When I was young
I’d listen to the radio
Waitin’ for my favorite songs
When they played I’d sing along
It made me smile
Today, the times have changed. Tastes have evolved, entertainment has been redefined, but radio has managed to retain its old charm while adapting to a new world. Having undergone significant changes over the years, the medium continues to resonate with the audience like it always has.
On the occasion of World Radio Day, Soulveda met seasoned radio professionals–Seetal Iyer, Jonzie Kurian, Darius Sunawala and Prashant Vasudevan. They spoke at length about radio’s evolution in India, how content is still the driving factor, and the importance of interaction in keeping the medium alive. Excerpts from the edited conversation:
Radio has evolved from being the voice of the state to being the pulse of society. Do you agree?

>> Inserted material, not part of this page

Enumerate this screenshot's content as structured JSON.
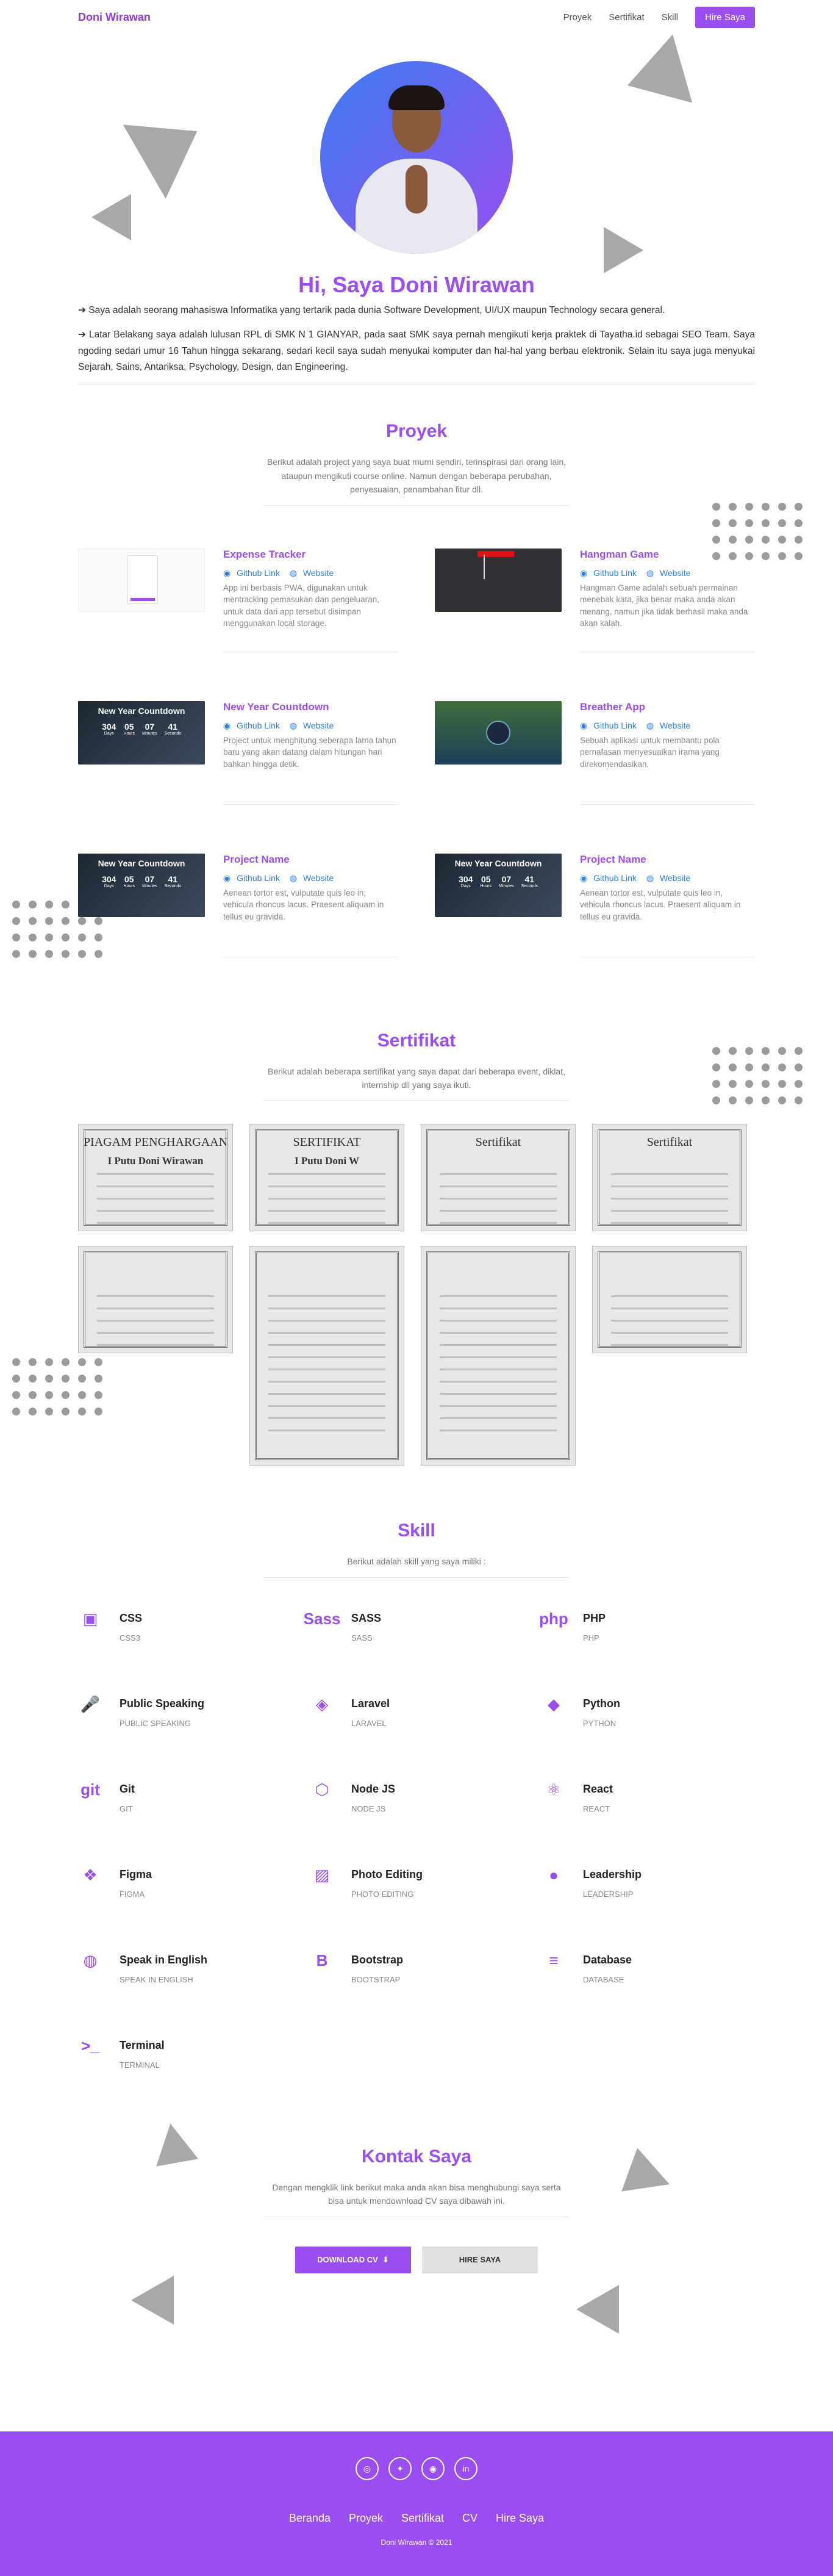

Seetal Iyer: Back in the day, the government had the infrastructure to disseminate content and had control over the medium. It is not to say that the content wasn’t informative or did not transform lives. These programmes were popular, socially relevant, and of great value and service. Then it was AM, a pan-national coverage. Now it is FM, a regional medium. Today, they have tailored the content to what you want to listen to. Probably, the variation in content is giving a perception that it is more useful and valuable.
Jonzie Kurian: In India, we had no private radio stations, hence a state-run radio station naturally became the voice of the state. When private stations were introduced, they got an opportunity to become the voice of society. When a radio station appeals to a certain audience, then it becomes imperative for it to echo the voice of its audience (hence the society).
Darius Sunawala: There are government-run radio stations, private stations, community stations and narrow casters. They cannot be clubbed together to say radio is the voice of society, as they each have a definite principle behind them. Government-funded radio is the voice of the state. Private stations make revenue and end up being mass entertainment stations.
Prashant Vasudevan: I think the shift was waiting to happen. And it happened when the government gave permission for private channels. But I still think radio is the voice of the state. It is still curbed in a way where you can’t voice a lot of opinions. It is more of an entertainment channel. This whole shift from being the voice of the state to voice of society was a reaction to what was happening in society.
“In the good old days of All India Radio, listeners used to write in. Then we moved on to phone calls and then SMS. Today, people are interacting with the station through mobile apps and social media.”